Some piece of memory surfaces, only as clear as a shadow beneath a murky lake. I cannot claim it. The water slips through my hands.

"Do... Do you remember anything else?"

"I remember everything," she says pleasantly. "It's all stored in my hardware."

"Could you tell me more?" I ask desperately, hoping to clear the murk away.

"Yes," she says gently. "You had two best friends. The other girl was a dedicated rule follower. The boy didn't mind bending them, so long as he was with you."

"Michael," I whisper, pain thrumming behind my dry eyes.

"Do you need me to stop?" she asks, apparently concerned. "This seems to be causing you distress."

"NO!!!!!" I yell, suddenly angry, lunging towards the mirror. I find myself yanking it off the wall, laughing, planning to smash it against the floor. But as I heft the glass into the air, Michael's face flashes in my mind. I gasp as if drenched in frigid water. My arms slowly lower the mirror to the floor. As soon as the glass rests on the floor, I run away from it, flinging myself into a corner and crumpling to the ground.

I wrap my arms around my knees, rocking back and forth crying or laughing or both. I fluctuate between two people, the killer they made me into and the grieving girl they thought they killed. Who knows how long it persists; I only know that I hear the fighting in the halls lull.

"You aren't well, are you?" a tentative voice emanates from the mirror. I drag myself across the splintered planks, ignoring the scratches and abrasions my hands and knees suffer. I look down. The concerned face gazes up.

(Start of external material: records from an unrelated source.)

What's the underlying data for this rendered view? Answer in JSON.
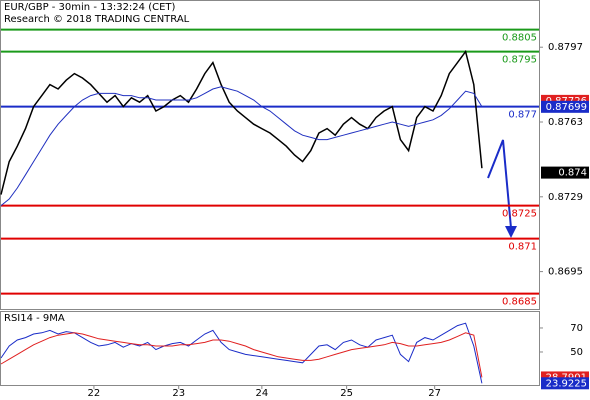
{
  "chart_data": [
    {
      "type": "line",
      "title": "EUR/GBP - 30min - 13:32:24 (CET)",
      "subtitle": "Research © 2018 TRADING CENTRAL",
      "x": [
        0,
        1,
        2,
        3,
        4,
        5,
        6,
        7,
        8,
        9,
        10,
        11,
        12,
        13,
        14,
        15,
        16,
        17,
        18,
        19,
        20,
        21,
        22,
        23,
        24,
        25,
        26,
        27,
        28,
        29,
        30,
        31,
        32,
        33,
        34,
        35,
        36,
        37,
        38,
        39,
        40,
        41,
        42,
        43,
        44,
        45,
        46,
        47,
        48,
        49,
        50,
        51,
        52,
        53,
        54,
        55,
        56,
        57,
        58,
        59
      ],
      "xlim": [
        0,
        66
      ],
      "ylim": [
        0.8678,
        0.8818
      ],
      "yticks": [
        0.8797,
        0.8763,
        0.8729,
        0.8695
      ],
      "series": [
        {
          "color": "#000000",
          "values": [
            0.873,
            0.8745,
            0.8752,
            0.876,
            0.877,
            0.8775,
            0.878,
            0.8778,
            0.8782,
            0.8785,
            0.8783,
            0.878,
            0.8776,
            0.8772,
            0.8775,
            0.877,
            0.8774,
            0.8772,
            0.8775,
            0.8768,
            0.877,
            0.8773,
            0.8775,
            0.8772,
            0.8778,
            0.8785,
            0.879,
            0.878,
            0.8772,
            0.8768,
            0.8765,
            0.8762,
            0.876,
            0.8758,
            0.8755,
            0.8752,
            0.8748,
            0.8745,
            0.875,
            0.8758,
            0.876,
            0.8757,
            0.8762,
            0.8765,
            0.8762,
            0.876,
            0.8765,
            0.8768,
            0.877,
            0.8755,
            0.875,
            0.8765,
            0.877,
            0.8768,
            0.8775,
            0.8785,
            0.879,
            0.8795,
            0.878,
            0.8742
          ]
        },
        {
          "color": "#2030c0",
          "values": [
            0.8725,
            0.8728,
            0.8733,
            0.8739,
            0.8745,
            0.8751,
            0.8757,
            0.8762,
            0.8766,
            0.877,
            0.8773,
            0.8775,
            0.8776,
            0.8776,
            0.8776,
            0.8775,
            0.8775,
            0.8774,
            0.8774,
            0.8773,
            0.8773,
            0.8773,
            0.8773,
            0.8773,
            0.8774,
            0.8776,
            0.8778,
            0.8779,
            0.8778,
            0.8777,
            0.8775,
            0.8773,
            0.877,
            0.8768,
            0.8765,
            0.8762,
            0.8759,
            0.8757,
            0.8756,
            0.8755,
            0.8755,
            0.8756,
            0.8757,
            0.8758,
            0.8759,
            0.876,
            0.8761,
            0.8762,
            0.8763,
            0.8762,
            0.8761,
            0.8762,
            0.8763,
            0.8764,
            0.8766,
            0.8769,
            0.8773,
            0.8777,
            0.8776,
            0.877
          ]
        }
      ],
      "levels": [
        {
          "value": 0.8805,
          "color": "#1a9a1a"
        },
        {
          "value": 0.8795,
          "color": "#1a9a1a"
        },
        {
          "value": 0.877,
          "color": "#1a2cc8"
        },
        {
          "value": 0.8725,
          "color": "#e00000"
        },
        {
          "value": 0.871,
          "color": "#e00000"
        },
        {
          "value": 0.8685,
          "color": "#e00000"
        }
      ],
      "markers": [
        {
          "value": 0.87726,
          "color": "#e02020"
        },
        {
          "value": 0.87699,
          "color": "#1a2cc8"
        },
        {
          "value": 0.874,
          "color": "#000000"
        }
      ]
    },
    {
      "type": "line",
      "title": "RSI14 - 9MA",
      "x": [
        0,
        1,
        2,
        3,
        4,
        5,
        6,
        7,
        8,
        9,
        10,
        11,
        12,
        13,
        14,
        15,
        16,
        17,
        18,
        19,
        20,
        21,
        22,
        23,
        24,
        25,
        26,
        27,
        28,
        29,
        30,
        31,
        32,
        33,
        34,
        35,
        36,
        37,
        38,
        39,
        40,
        41,
        42,
        43,
        44,
        45,
        46,
        47,
        48,
        49,
        50,
        51,
        52,
        53,
        54,
        55,
        56,
        57,
        58,
        59
      ],
      "xlim": [
        0,
        66
      ],
      "xticks": [
        {
          "value": 11.4,
          "label": "22"
        },
        {
          "value": 21.8,
          "label": "23"
        },
        {
          "value": 32,
          "label": "24"
        },
        {
          "value": 42.4,
          "label": "25"
        },
        {
          "value": 53.2,
          "label": "27"
        }
      ],
      "ylim": [
        22.5,
        83.3
      ],
      "yticks": [
        70,
        50
      ],
      "series": [
        {
          "color": "#1a2cc8",
          "values": [
            45,
            55,
            60,
            62,
            65,
            66,
            68,
            65,
            67,
            66,
            62,
            58,
            55,
            56,
            58,
            54,
            57,
            55,
            58,
            52,
            55,
            57,
            58,
            55,
            60,
            65,
            68,
            58,
            52,
            50,
            48,
            47,
            46,
            45,
            44,
            43,
            42,
            41,
            48,
            55,
            56,
            52,
            58,
            60,
            56,
            54,
            60,
            62,
            64,
            48,
            42,
            58,
            62,
            60,
            64,
            68,
            72,
            74,
            55,
            23.9225
          ]
        },
        {
          "color": "#e02020",
          "values": [
            40,
            44,
            48,
            52,
            56,
            59,
            62,
            64,
            65,
            66,
            65,
            63,
            61,
            60,
            59,
            58,
            57,
            56,
            56,
            55,
            55,
            55,
            56,
            56,
            57,
            58,
            60,
            60,
            59,
            57,
            55,
            52,
            50,
            48,
            46,
            45,
            44,
            43,
            43,
            44,
            46,
            48,
            50,
            52,
            53,
            54,
            55,
            56,
            58,
            57,
            55,
            55,
            56,
            57,
            58,
            60,
            63,
            66,
            64,
            28.7901
          ]
        }
      ],
      "markers": [
        {
          "value": 28.7901,
          "color": "#e02020"
        },
        {
          "value": 23.9225,
          "color": "#1a2cc8"
        }
      ]
    }
  ]
}
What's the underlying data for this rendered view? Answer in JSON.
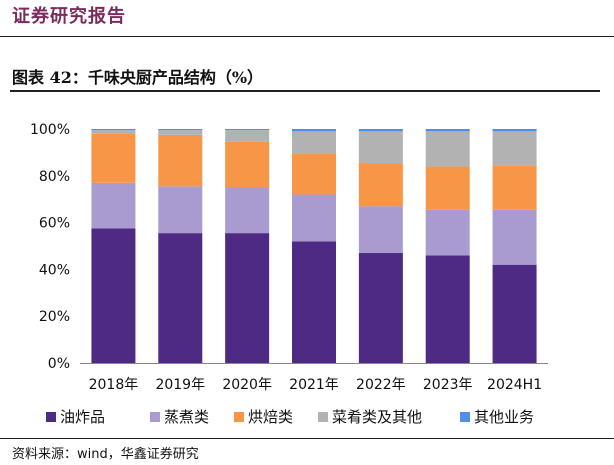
{
  "header": {
    "title": "证券研究报告"
  },
  "figure": {
    "title": "图表 42：千味央厨产品结构（%）"
  },
  "source": "资料来源：wind，华鑫证券研究",
  "chart_data": {
    "type": "bar",
    "stacked": true,
    "title": "千味央厨产品结构（%）",
    "xlabel": "",
    "ylabel": "",
    "categories": [
      "2018年",
      "2019年",
      "2020年",
      "2021年",
      "2022年",
      "2023年",
      "2024H1"
    ],
    "ylim": [
      0,
      100
    ],
    "yticks": [
      0,
      20,
      40,
      60,
      80,
      100
    ],
    "ytick_labels": [
      "0%",
      "20%",
      "40%",
      "60%",
      "80%",
      "100%"
    ],
    "legend_position": "bottom",
    "series": [
      {
        "name": "油炸品",
        "color": "#4e2a84",
        "values": [
          57.5,
          55.5,
          55.5,
          52,
          47,
          46,
          42
        ]
      },
      {
        "name": "蒸煮类",
        "color": "#a99bd0",
        "values": [
          19.5,
          20,
          19.5,
          20,
          20,
          19.5,
          23.5
        ]
      },
      {
        "name": "烘焙类",
        "color": "#f79646",
        "values": [
          21,
          22,
          19.5,
          17.5,
          18.5,
          18.5,
          19
        ]
      },
      {
        "name": "菜肴类及其他",
        "color": "#b2b2b2",
        "values": [
          1.5,
          2,
          5,
          9.5,
          13.5,
          15,
          14.5
        ]
      },
      {
        "name": "其他业务",
        "color": "#4f8fe8",
        "values": [
          0.5,
          0.5,
          0.5,
          1,
          1,
          1,
          1
        ]
      }
    ]
  }
}
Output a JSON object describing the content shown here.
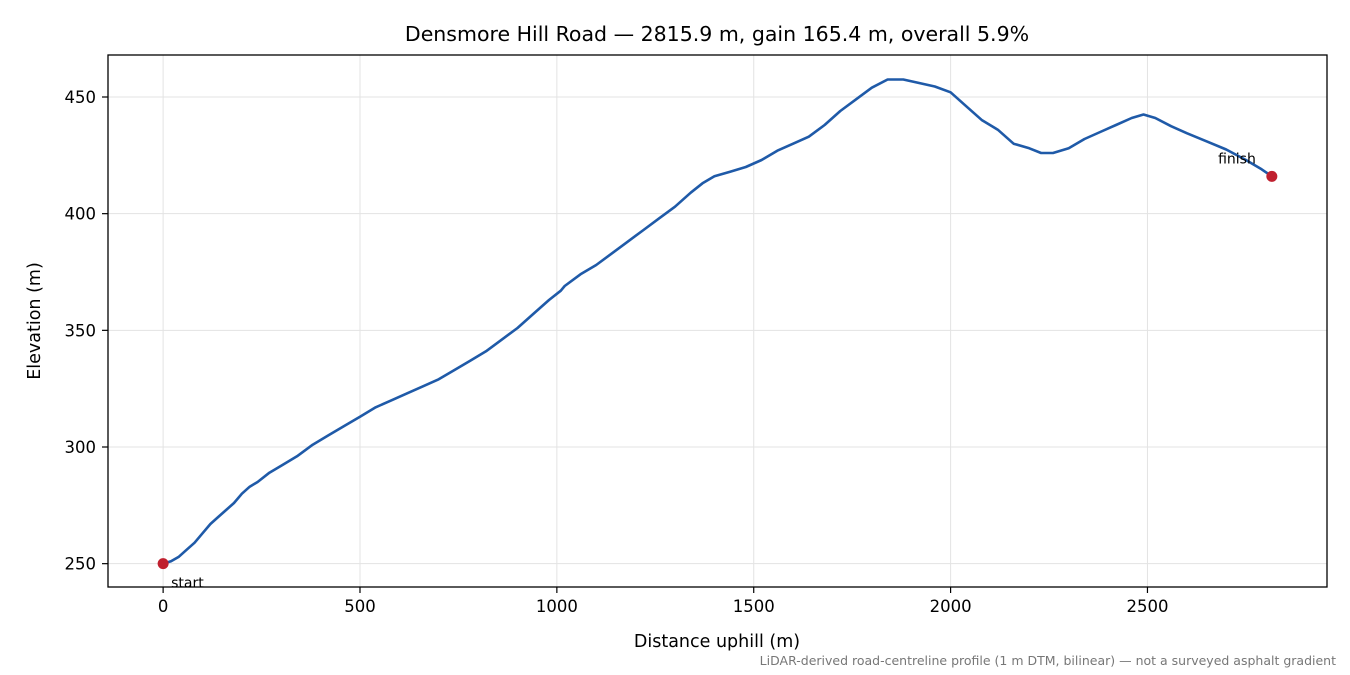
{
  "chart_data": {
    "type": "line",
    "title": "Densmore Hill Road — 2815.9 m, gain 165.4 m, overall 5.9%",
    "xlabel": "Distance uphill (m)",
    "ylabel": "Elevation (m)",
    "footnote": "LiDAR-derived road-centreline profile (1 m DTM, bilinear) — not a surveyed asphalt gradient",
    "xlim": [
      -140,
      2956
    ],
    "ylim": [
      240,
      468
    ],
    "xticks": [
      0,
      500,
      1000,
      1500,
      2000,
      2500
    ],
    "yticks": [
      250,
      300,
      350,
      400,
      450
    ],
    "grid": true,
    "line_color": "#1f5aa8",
    "marker_color": "#c0202f",
    "series": [
      {
        "x": [
          0,
          20,
          40,
          60,
          80,
          100,
          120,
          140,
          160,
          180,
          200,
          220,
          240,
          270,
          300,
          340,
          380,
          420,
          460,
          500,
          540,
          580,
          620,
          660,
          700,
          740,
          780,
          820,
          860,
          900,
          940,
          980,
          1010,
          1020,
          1060,
          1100,
          1140,
          1180,
          1220,
          1260,
          1300,
          1340,
          1370,
          1400,
          1440,
          1480,
          1520,
          1560,
          1600,
          1640,
          1680,
          1720,
          1760,
          1800,
          1840,
          1880,
          1920,
          1960,
          2000,
          2040,
          2080,
          2120,
          2140,
          2160,
          2200,
          2230,
          2260,
          2300,
          2340,
          2380,
          2420,
          2460,
          2490,
          2520,
          2560,
          2600,
          2650,
          2700,
          2750,
          2790,
          2815.9
        ],
        "y": [
          250,
          251,
          253,
          256,
          259,
          263,
          267,
          270,
          273,
          276,
          280,
          283,
          285,
          289,
          292,
          296,
          301,
          305,
          309,
          313,
          317,
          320,
          323,
          326,
          329,
          333,
          337,
          341,
          346,
          351,
          357,
          363,
          367,
          369,
          374,
          378,
          383,
          388,
          393,
          398,
          403,
          409,
          413,
          416,
          418,
          420,
          423,
          427,
          430,
          433,
          438,
          444,
          449,
          454,
          457.5,
          457.5,
          456,
          454.5,
          452,
          446,
          440,
          436,
          433,
          430,
          428,
          426,
          426,
          428,
          432,
          435,
          438,
          441,
          442.5,
          441,
          437.5,
          434.5,
          431,
          427.5,
          423,
          419,
          416
        ]
      }
    ],
    "markers": [
      {
        "label": "start",
        "x": 0,
        "y": 250
      },
      {
        "label": "finish",
        "x": 2815.9,
        "y": 416
      }
    ]
  }
}
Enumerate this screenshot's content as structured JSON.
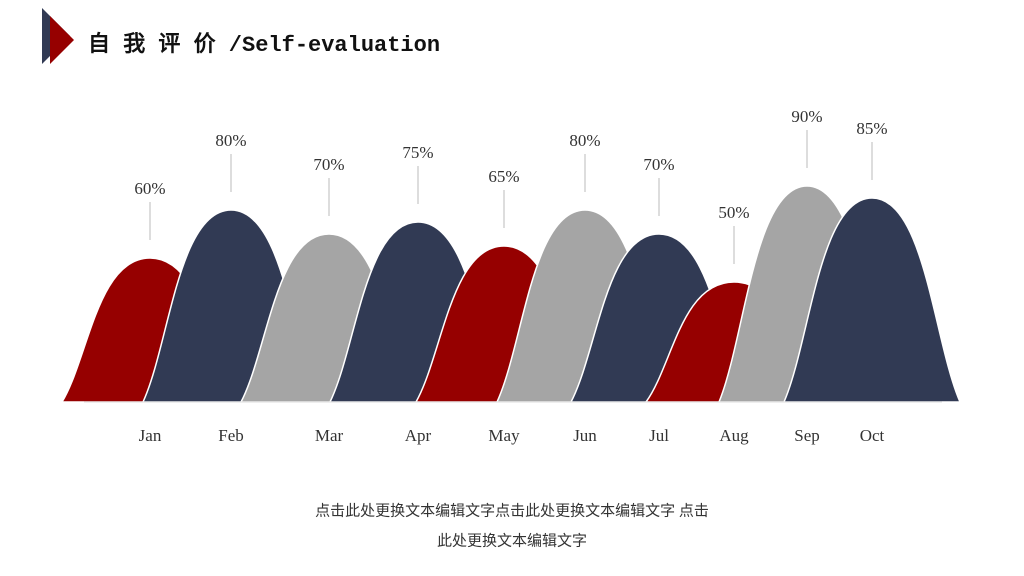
{
  "header": {
    "title": "自 我 评 价 /Self-evaluation"
  },
  "chart_data": {
    "type": "bell",
    "categories": [
      "Jan",
      "Feb",
      "Mar",
      "Apr",
      "May",
      "Jun",
      "Jul",
      "Aug",
      "Sep",
      "Oct"
    ],
    "values": [
      60,
      80,
      70,
      75,
      65,
      80,
      70,
      50,
      90,
      85
    ],
    "value_labels": [
      "60%",
      "80%",
      "70%",
      "75%",
      "65%",
      "80%",
      "70%",
      "50%",
      "90%",
      "85%"
    ],
    "colors": [
      "#960000",
      "#313a54",
      "#a5a5a5",
      "#313a54",
      "#960000",
      "#a5a5a5",
      "#313a54",
      "#960000",
      "#a5a5a5",
      "#313a54"
    ]
  },
  "footer": {
    "lines": [
      "点击此处更换文本编辑文字点击此处更换文本编辑文字 点击",
      "此处更换文本编辑文字"
    ]
  }
}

"No," I laugh without humor. "I'm not."

"What do you require from me?" she asks. "I am programmed to help as best as I can."

I have nothing to say. I only stare with dull eyes at the reflective surface.

"Would you like me to continue?" she offers. "Maybe remembering will aid in your recovery."

"Please."

So she speaks to me.

_____________________________________

The artificial intelligence retreats to a corner of the mirror, filling the rest of the surface with video taken from the surveillance cameras.

Then I can see it: the favorite haunt of three teenagers. Michael. Lia. Me. The sparring ring.